Tra i boschi che si stanno diradando la Neva ci sta portando nelle Notti Bianche, le notti luminose che allontanano il sonno, tra isole, ponti, e palazzi dove Anna Karenina sta entrando leggera “con la gaiezza trattenuta negli occhi grigi” e sulla lunga prospettiva Nevskij, dove Raskol’nikov sta meditando il delitto. San Pietroburgo è un immenso set della Letteratura russa. È giovane questa città , ha da poco compiuto trecento anni, i suoi monumenti non sono ancora diventati santini logorati dalle cartoline. “Le sei del mattino: ho aperto la porta del giorno” e sono entrata in San Pietroburgo , la città, fresca di restauri, di una luce bianca, miracolosa, ci regala le modanature dell’architetto italiano, Bartolomeo Rastrelli ridipinte di un oro sfacciato tra riccioli color fragola e pistacchio, come di gelato. I balconi dell’Ermitage hanno colonnine color carne che somigliano a polpacci ben torniti, in un angolo due bagarini giocano a scacchi in attesa di rifilare biglietti a prezzi maggiori senza far la fila.
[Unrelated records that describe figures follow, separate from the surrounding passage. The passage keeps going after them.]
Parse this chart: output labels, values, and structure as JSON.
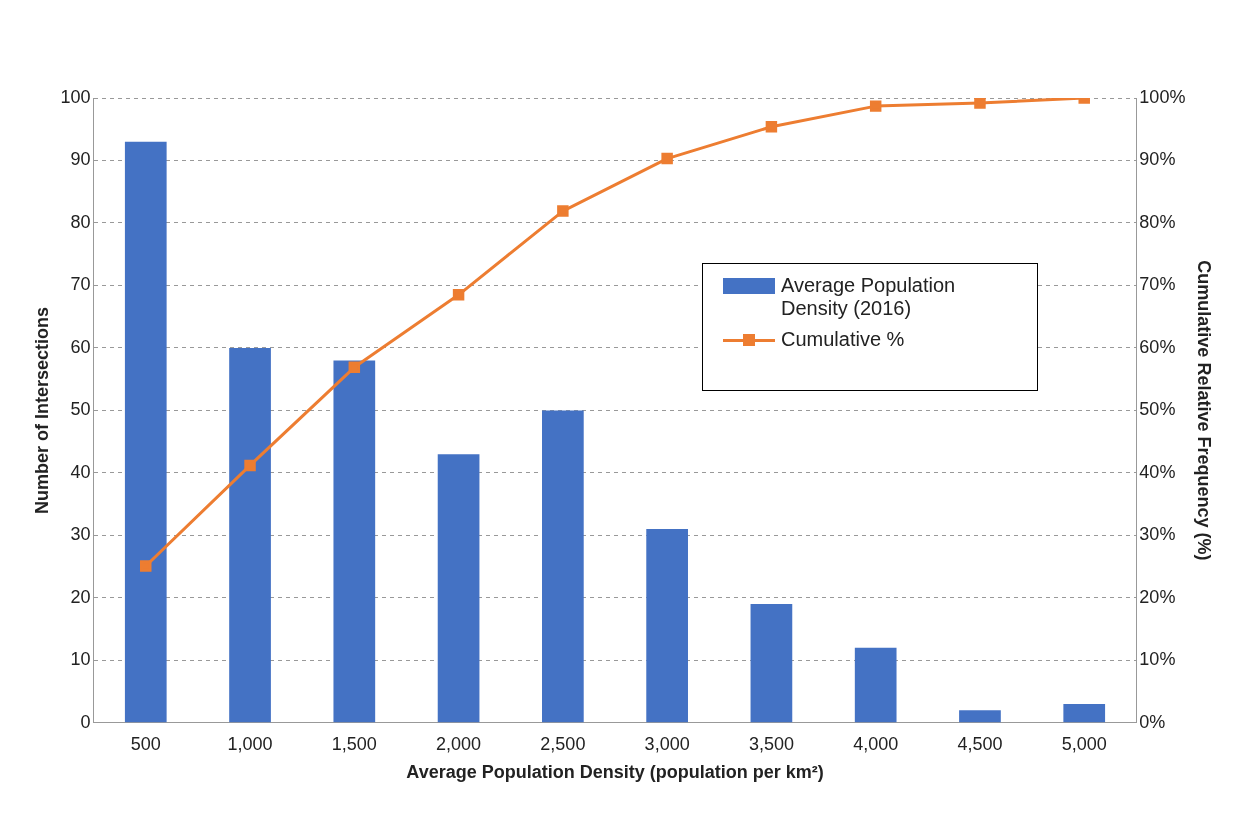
{
  "chart_data": {
    "type": "bar",
    "xlabel": "Average Population Density (population per km²)",
    "ylabel": "Number of Intersections",
    "y2label": "Cumulative Relative Frequency (%)",
    "categories": [
      "500",
      "1,000",
      "1,500",
      "2,000",
      "2,500",
      "3,000",
      "3,500",
      "4,000",
      "4,500",
      "5,000"
    ],
    "series": [
      {
        "name": "Average Population Density (2016)",
        "color": "#4472c4",
        "values": [
          93,
          60,
          58,
          43,
          50,
          31,
          19,
          12,
          2,
          3
        ]
      },
      {
        "name": "Cumulative %",
        "type": "line",
        "axis": "y2",
        "color": "#ed7d31",
        "marker": "square",
        "values": [
          25.1,
          41.2,
          56.9,
          68.5,
          81.9,
          90.3,
          95.4,
          98.7,
          99.2,
          100
        ]
      }
    ],
    "ylim": [
      0,
      100
    ],
    "yticks": [
      0,
      10,
      20,
      30,
      40,
      50,
      60,
      70,
      80,
      90,
      100
    ],
    "y2lim": [
      0,
      100
    ],
    "y2ticks": [
      {
        "value": 0,
        "label": "0%"
      },
      {
        "value": 10,
        "label": "10%"
      },
      {
        "value": 20,
        "label": "20%"
      },
      {
        "value": 30,
        "label": "30%"
      },
      {
        "value": 40,
        "label": "40%"
      },
      {
        "value": 50,
        "label": "50%"
      },
      {
        "value": 60,
        "label": "60%"
      },
      {
        "value": 70,
        "label": "70%"
      },
      {
        "value": 80,
        "label": "80%"
      },
      {
        "value": 90,
        "label": "90%"
      },
      {
        "value": 100,
        "label": "100%"
      }
    ],
    "grid": "y",
    "legend": "right"
  }
}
Piccole barche attrezzate con traballanti sedie di paglia trasportano turisti con il naso in su lungo i canali, tra eleganti palazzi nobiliari. Sarebbe stato contento lo tzar Pietro, l’europeista convinto che aveva obbligato i nobili a tagliarsi le folte  barbe, pena la morte, nel rivedere la San Pietroburgo di Putin, il piccolo tzar? Le mie gambe, a volte più intelligenti della mia testa mi portano poco lontano dall’Ermitage al padiglione di legno che era stata la prima dimora di Pietro appena arrivato all’isola del topi, così si chiamava questa palude prima di lui. Mi soffermo a guardare il suo letto, non più lungo di un metro e ottanta, piccolo per un gigante come lui.
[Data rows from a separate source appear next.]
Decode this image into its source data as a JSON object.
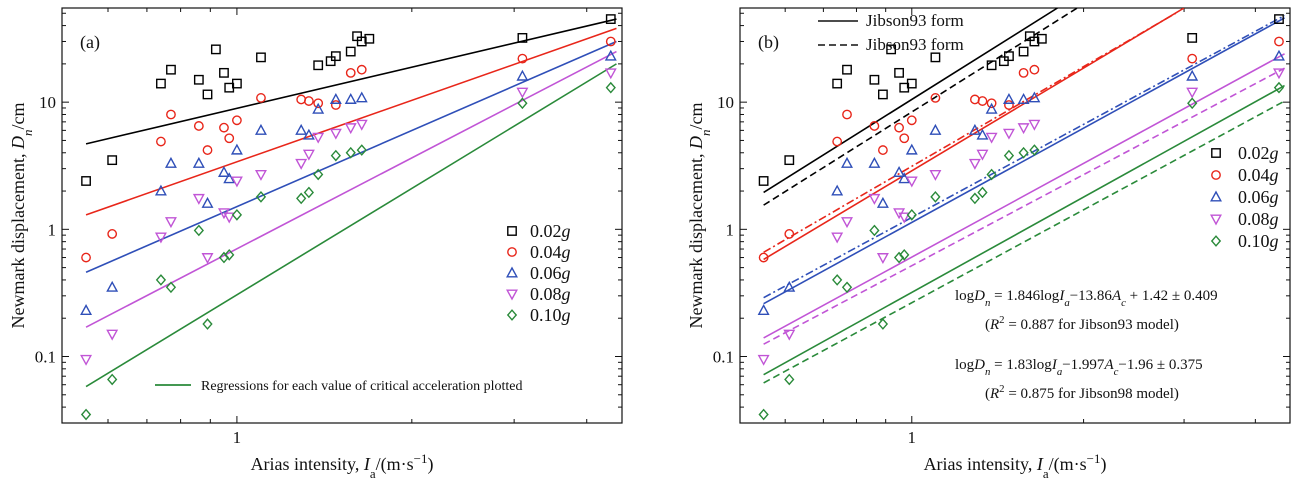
{
  "figure": {
    "xlabel": "Arias intensity, ",
    "xlabel_var": "I",
    "xlabel_sub": "a",
    "xlabel_unit": "/(m·s",
    "xlabel_exp": "−1",
    "xlabel_close": ")",
    "ylabel": "Newmark displacement, ",
    "ylabel_var": "D",
    "ylabel_sub": "n",
    "ylabel_unit": "/cm"
  },
  "colors": {
    "0.02g": "#000000",
    "0.04g": "#e8261a",
    "0.06g": "#2f4fb8",
    "0.08g": "#c155d6",
    "0.10g": "#2a8a3a"
  },
  "chart_data": [
    {
      "type": "scatter",
      "panel_label": "(a)",
      "x_scale": "log",
      "y_scale": "log",
      "xlim": [
        0.5,
        4.6
      ],
      "ylim": [
        0.03,
        55
      ],
      "x_ticks": [
        1
      ],
      "y_ticks": [
        0.1,
        1,
        10
      ],
      "legend_position": "right",
      "regression_note": "Regressions for each value of critical acceleration plotted",
      "series": [
        {
          "name": "0.02g",
          "marker": "square",
          "color": "#000000",
          "x": [
            0.55,
            0.61,
            0.74,
            0.77,
            0.86,
            0.89,
            1.38,
            0.95,
            0.97,
            0.92,
            1.0,
            1.1,
            1.45,
            1.48,
            1.57,
            1.64,
            1.61,
            1.69,
            3.1,
            4.4
          ],
          "y": [
            2.4,
            3.5,
            14.0,
            18.0,
            15.0,
            11.5,
            19.5,
            17.0,
            13.0,
            26.0,
            14.0,
            22.5,
            21.0,
            23.0,
            25.0,
            30.0,
            33.0,
            31.5,
            32.0,
            45.0
          ],
          "line": [
            [
              0.55,
              4.7
            ],
            [
              4.5,
              45.0
            ]
          ]
        },
        {
          "name": "0.04g",
          "marker": "circle",
          "color": "#e8261a",
          "x": [
            0.55,
            0.61,
            0.74,
            0.77,
            0.86,
            0.89,
            0.95,
            0.97,
            1.0,
            1.1,
            1.29,
            1.33,
            1.38,
            1.48,
            1.57,
            1.64,
            3.1,
            4.4
          ],
          "y": [
            0.6,
            0.92,
            4.9,
            8.0,
            6.5,
            4.2,
            6.3,
            5.2,
            7.2,
            10.8,
            10.5,
            10.2,
            9.8,
            9.5,
            17.0,
            18.0,
            22.0,
            30.0
          ],
          "line": [
            [
              0.55,
              1.3
            ],
            [
              4.5,
              38.0
            ]
          ]
        },
        {
          "name": "0.06g",
          "marker": "triangle-up",
          "color": "#2f4fb8",
          "x": [
            0.55,
            0.61,
            0.74,
            0.77,
            0.86,
            0.89,
            0.95,
            0.97,
            1.0,
            1.1,
            1.29,
            1.33,
            1.38,
            1.48,
            1.57,
            1.64,
            3.1,
            4.4
          ],
          "y": [
            0.23,
            0.35,
            2.0,
            3.3,
            3.3,
            1.6,
            2.8,
            2.5,
            4.2,
            6.0,
            6.0,
            5.5,
            8.8,
            10.5,
            10.5,
            10.8,
            16.0,
            23.0
          ],
          "line": [
            [
              0.55,
              0.46
            ],
            [
              4.5,
              30.0
            ]
          ]
        },
        {
          "name": "0.08g",
          "marker": "triangle-down",
          "color": "#c155d6",
          "x": [
            0.55,
            0.61,
            0.74,
            0.77,
            0.86,
            0.89,
            0.95,
            0.97,
            1.0,
            1.1,
            1.29,
            1.33,
            1.38,
            1.48,
            1.57,
            1.64,
            3.1,
            4.4
          ],
          "y": [
            0.095,
            0.15,
            0.87,
            1.15,
            1.75,
            0.6,
            1.35,
            1.25,
            2.4,
            2.7,
            3.3,
            3.9,
            5.3,
            5.7,
            6.3,
            6.7,
            12.0,
            17.0
          ],
          "line": [
            [
              0.55,
              0.17
            ],
            [
              4.5,
              25.0
            ]
          ]
        },
        {
          "name": "0.10g",
          "marker": "diamond",
          "color": "#2a8a3a",
          "x": [
            0.55,
            0.61,
            0.74,
            0.77,
            0.86,
            0.89,
            0.95,
            0.97,
            1.0,
            1.1,
            1.29,
            1.33,
            1.38,
            1.48,
            1.57,
            1.64,
            3.1,
            4.4
          ],
          "y": [
            0.035,
            0.066,
            0.4,
            0.35,
            0.98,
            0.18,
            0.6,
            0.63,
            1.3,
            1.8,
            1.75,
            1.95,
            2.7,
            3.8,
            4.0,
            4.2,
            9.8,
            13.0
          ],
          "line": [
            [
              0.55,
              0.058
            ],
            [
              4.5,
              20.0
            ]
          ]
        }
      ]
    },
    {
      "type": "scatter",
      "panel_label": "(b)",
      "x_scale": "log",
      "y_scale": "log",
      "xlim": [
        0.5,
        4.6
      ],
      "ylim": [
        0.03,
        55
      ],
      "x_ticks": [
        1
      ],
      "y_ticks": [
        0.1,
        1,
        10
      ],
      "legend_lines": [
        {
          "style": "solid",
          "label": "Jibson93 form"
        },
        {
          "style": "dashed",
          "label": "Jibson93 form"
        }
      ],
      "legend_position": "right",
      "annotations": [
        {
          "text": "logDn = 1.846logIa−13.86Ac + 1.42 ± 0.409",
          "r2": "(R² = 0.887 for Jibson93 model)"
        },
        {
          "text": "logDn = 1.83logIa−1.997Ac−1.96 ± 0.375",
          "r2": "(R² = 0.875 for Jibson98 model)"
        }
      ],
      "series": [
        {
          "name": "0.02g",
          "marker": "square",
          "color": "#000000",
          "x": [
            0.55,
            0.61,
            0.74,
            0.77,
            0.86,
            0.89,
            1.38,
            0.95,
            0.97,
            0.92,
            1.0,
            1.1,
            1.45,
            1.48,
            1.57,
            1.64,
            1.61,
            1.69,
            3.1,
            4.4
          ],
          "y": [
            2.4,
            3.5,
            14.0,
            18.0,
            15.0,
            11.5,
            19.5,
            17.0,
            13.0,
            26.0,
            14.0,
            22.5,
            21.0,
            23.0,
            25.0,
            30.0,
            33.0,
            31.5,
            32.0,
            45.0
          ],
          "solid": [
            [
              0.55,
              1.95
            ],
            [
              1.8,
              55.0
            ]
          ],
          "dashed": [
            [
              0.55,
              1.55
            ],
            [
              1.95,
              55.0
            ]
          ]
        },
        {
          "name": "0.04g",
          "marker": "circle",
          "color": "#e8261a",
          "x": [
            0.55,
            0.61,
            0.74,
            0.77,
            0.86,
            0.89,
            0.95,
            0.97,
            1.0,
            1.1,
            1.29,
            1.33,
            1.38,
            1.48,
            1.57,
            1.64,
            3.1,
            4.4
          ],
          "y": [
            0.6,
            0.92,
            4.9,
            8.0,
            6.5,
            4.2,
            6.3,
            5.2,
            7.2,
            10.8,
            10.5,
            10.2,
            9.8,
            9.5,
            17.0,
            18.0,
            22.0,
            30.0
          ],
          "solid": [
            [
              0.55,
              0.58
            ],
            [
              3.0,
              55.0
            ]
          ],
          "dashdot": [
            [
              0.55,
              0.66
            ],
            [
              2.9,
              50.0
            ]
          ]
        },
        {
          "name": "0.06g",
          "marker": "triangle-up",
          "color": "#2f4fb8",
          "x": [
            0.55,
            0.61,
            0.74,
            0.77,
            0.86,
            0.89,
            0.95,
            0.97,
            1.0,
            1.1,
            1.29,
            1.33,
            1.38,
            1.48,
            1.57,
            1.64,
            3.1,
            4.4
          ],
          "y": [
            0.23,
            0.35,
            2.0,
            3.3,
            3.3,
            1.6,
            2.8,
            2.5,
            4.2,
            6.0,
            6.0,
            5.5,
            8.8,
            10.5,
            10.5,
            10.8,
            16.0,
            23.0
          ],
          "solid": [
            [
              0.55,
              0.26
            ],
            [
              4.5,
              46.0
            ]
          ],
          "dashdot": [
            [
              0.55,
              0.29
            ],
            [
              4.5,
              48.0
            ]
          ]
        },
        {
          "name": "0.08g",
          "marker": "triangle-down",
          "color": "#c155d6",
          "x": [
            0.55,
            0.61,
            0.74,
            0.77,
            0.86,
            0.89,
            0.95,
            0.97,
            1.0,
            1.1,
            1.29,
            1.33,
            1.38,
            1.48,
            1.57,
            1.64,
            3.1,
            4.4
          ],
          "y": [
            0.095,
            0.15,
            0.87,
            1.15,
            1.75,
            0.6,
            1.35,
            1.25,
            2.4,
            2.7,
            3.3,
            3.9,
            5.3,
            5.7,
            6.3,
            6.7,
            12.0,
            17.0
          ],
          "solid": [
            [
              0.55,
              0.14
            ],
            [
              4.5,
              24.0
            ]
          ],
          "dashed": [
            [
              0.55,
              0.125
            ],
            [
              4.5,
              18.5
            ]
          ]
        },
        {
          "name": "0.10g",
          "marker": "diamond",
          "color": "#2a8a3a",
          "x": [
            0.55,
            0.61,
            0.74,
            0.77,
            0.86,
            0.89,
            0.95,
            0.97,
            1.0,
            1.1,
            1.29,
            1.33,
            1.38,
            1.48,
            1.57,
            1.64,
            3.1,
            4.4
          ],
          "y": [
            0.035,
            0.066,
            0.4,
            0.35,
            0.98,
            0.18,
            0.6,
            0.63,
            1.3,
            1.8,
            1.75,
            1.95,
            2.7,
            3.8,
            4.0,
            4.2,
            9.8,
            13.0
          ],
          "solid": [
            [
              0.55,
              0.072
            ],
            [
              4.5,
              13.5
            ]
          ],
          "dashed": [
            [
              0.55,
              0.062
            ],
            [
              4.5,
              10.2
            ]
          ]
        }
      ]
    }
  ]
}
Bisogna rispettare le tradizioni perciò non ci perdiamo la “Bella Addormentata” al teatro Marijnskj: uno spettacolo le ballerine russe e il loro Ciaijkovskij, e il pubblico entusiasta che batte le mani a scena aperta, interrompe la musica, s’incanta la ballerina di fronte a me ritta su un solo piede, le braccia in alto, pronta a volare come la sorella danzante della favola di Andersen che era restata sospesa, cristallizzata nel carillon sul caminetto, innamorata senza speranza del soldatino di piombo. Il silenzio riconquistato scioglie musica, gambe e braccia della ragazza in tutù e le scarpette riprendono a piroettare. Poi al freddo, nella grande piazza, le nostre emozioni unite a quelle degli altri spettatori sciamano, diradando questa notte che sembra giorno. Intuisco dietro le finestre illuminate dei palazzi, intorno alla piazza dal nome impossibile, il tintinnare dei bicchieri e lo splendore lucido delle posate sulle tavole e i pianoforti  che hanno ripreso a suonare per les petites soirées dopo che Stalin è caduto, e l’aria della piazza profuma di vodka e d’umido. Ci siamo fermate a mangiare blinis con caviale, abbiamo bevuto vodka, me l’hanno offerta in bicchieri così piccoli che non so quanta ne ho bevuta, le vie intorno sono intasate di corpi che emanano calore, cerco di spiegare al taxi la strada per tornare in albergo, si perde: right, no left l’auto si scava un tunnel nella nebbia e come per magia,- questa città è magica- tutto si accomoda e la notte bianca ingoia i nostri corpi ridotti a ombre.